Il contourne le lit, attrape les dosettes sur l’autre table de nuit. Il repose une serviette sous ses fesses, se cale contre la tête de Mila, et lui ouvre la bouche.

— Elle a dû tout avaler, il n’y a plus rien.

— Oui, c’est normal. Allez-y, remettez-en.

Il déchire une dosette, pose sa main le long du visage de Mila et la verse dans sa bouche. Loïc approche et l’interroge des yeux. Les deux hommes se regardent. Il en déchire une autre. Puis une autre. Et comme précédemment, couvant son visage de sa main chaude, il verse le sucre.

Edmond :

— Voilà. Qu’est-ce que je fais maintenant ?

— Maintenant il faut attendre. Vérifier que sa température remonte. Voir si elle reprend des couleurs, si sa respiration s’amplifie. Ça va prendre un peu de temps. Lui redonner du sucre de temps en temps. Si dans une heure, elle est toujours comme ça, vous rappelez. Il faudra l’évacuer.

Edmond lève de nouveau la tête vers Loïc et raccroche.

Edmond :

— Je vais rester là.

Loïc :

— Il faut que vous vous changiez. Vous êtes dans le même état.

Mais Edmond hésite.

— Estelle prendra le relais pendant que vous vous occuperez de vous.

— D’accord. Je vous appelle.

 

Edmond se retrouve seul avec Mila. Il retire son propre pull, se sèche sommairement et se rassoit près d’elle.

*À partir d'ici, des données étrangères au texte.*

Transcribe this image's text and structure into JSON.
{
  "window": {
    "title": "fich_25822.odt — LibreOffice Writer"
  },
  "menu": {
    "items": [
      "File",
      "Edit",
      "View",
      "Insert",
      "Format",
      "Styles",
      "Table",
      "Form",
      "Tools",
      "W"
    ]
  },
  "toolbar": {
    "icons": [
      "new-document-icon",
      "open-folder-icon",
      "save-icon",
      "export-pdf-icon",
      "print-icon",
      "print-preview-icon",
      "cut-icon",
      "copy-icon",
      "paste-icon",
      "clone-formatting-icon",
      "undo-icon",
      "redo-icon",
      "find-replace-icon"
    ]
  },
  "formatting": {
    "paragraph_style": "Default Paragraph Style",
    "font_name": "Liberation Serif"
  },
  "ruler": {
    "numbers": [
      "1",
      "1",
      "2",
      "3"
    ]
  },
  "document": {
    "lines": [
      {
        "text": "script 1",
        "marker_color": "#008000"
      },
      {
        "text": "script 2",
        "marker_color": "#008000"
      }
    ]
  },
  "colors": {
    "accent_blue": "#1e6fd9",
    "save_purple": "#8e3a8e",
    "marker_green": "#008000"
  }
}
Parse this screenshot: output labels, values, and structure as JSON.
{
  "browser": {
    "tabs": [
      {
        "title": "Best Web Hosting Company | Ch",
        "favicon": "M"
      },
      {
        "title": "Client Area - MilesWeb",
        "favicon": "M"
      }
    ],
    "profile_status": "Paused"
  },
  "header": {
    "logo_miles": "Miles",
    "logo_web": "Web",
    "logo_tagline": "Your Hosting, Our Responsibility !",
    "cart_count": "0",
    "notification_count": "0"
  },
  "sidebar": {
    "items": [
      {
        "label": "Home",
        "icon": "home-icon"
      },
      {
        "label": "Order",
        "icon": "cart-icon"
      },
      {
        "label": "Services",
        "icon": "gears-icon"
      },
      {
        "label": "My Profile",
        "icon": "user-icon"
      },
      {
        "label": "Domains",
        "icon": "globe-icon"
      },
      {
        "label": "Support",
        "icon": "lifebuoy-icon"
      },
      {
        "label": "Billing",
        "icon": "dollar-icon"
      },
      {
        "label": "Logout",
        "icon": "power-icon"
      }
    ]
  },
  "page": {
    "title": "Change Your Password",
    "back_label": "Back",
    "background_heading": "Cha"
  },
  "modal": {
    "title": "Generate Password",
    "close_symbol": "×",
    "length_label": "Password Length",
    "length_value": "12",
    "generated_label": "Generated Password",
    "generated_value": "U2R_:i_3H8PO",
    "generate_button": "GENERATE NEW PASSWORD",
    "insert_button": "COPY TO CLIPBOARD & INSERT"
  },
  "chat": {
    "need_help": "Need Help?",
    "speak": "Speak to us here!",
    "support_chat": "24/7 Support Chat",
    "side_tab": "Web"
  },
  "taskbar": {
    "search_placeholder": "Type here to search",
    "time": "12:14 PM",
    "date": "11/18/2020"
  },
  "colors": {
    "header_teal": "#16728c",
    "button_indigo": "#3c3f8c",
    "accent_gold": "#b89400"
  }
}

La peau de Mila s’est teintée. Il ouvre un peu la couette sur son cou. Ses grains de beauté sont plus lumineux ou semblent l’être. Il frotte ses doigts les uns contre les autres, les pose contre son propre visage pour vérifier leur température puis il les pose sur la joue de Mila. Elle est encore froide. Il les pose alors dans son cou, sous l’oreille. C’est chaud. Ça revient. Elle revient !

Il retire sa main, la couette est encore relevée. Le visage dormant de Mila lui apparaît, avec les courbures de son cou, de son épaule, et plus bas de son sein.

Il hésite, frissonne, puis il pose à nouveau ses doigts sur sa peau et Mila frémit. Il la regarde, attendri, soupire profondément. Sa respiration est plus franche, sa poitrine se déplace, la couette aussi. Il pose ses mains près elle, se penche et l’embrasse sur le front.

— Dors bien, Princesse, je reviens.

[1] Position latérale de sécurité.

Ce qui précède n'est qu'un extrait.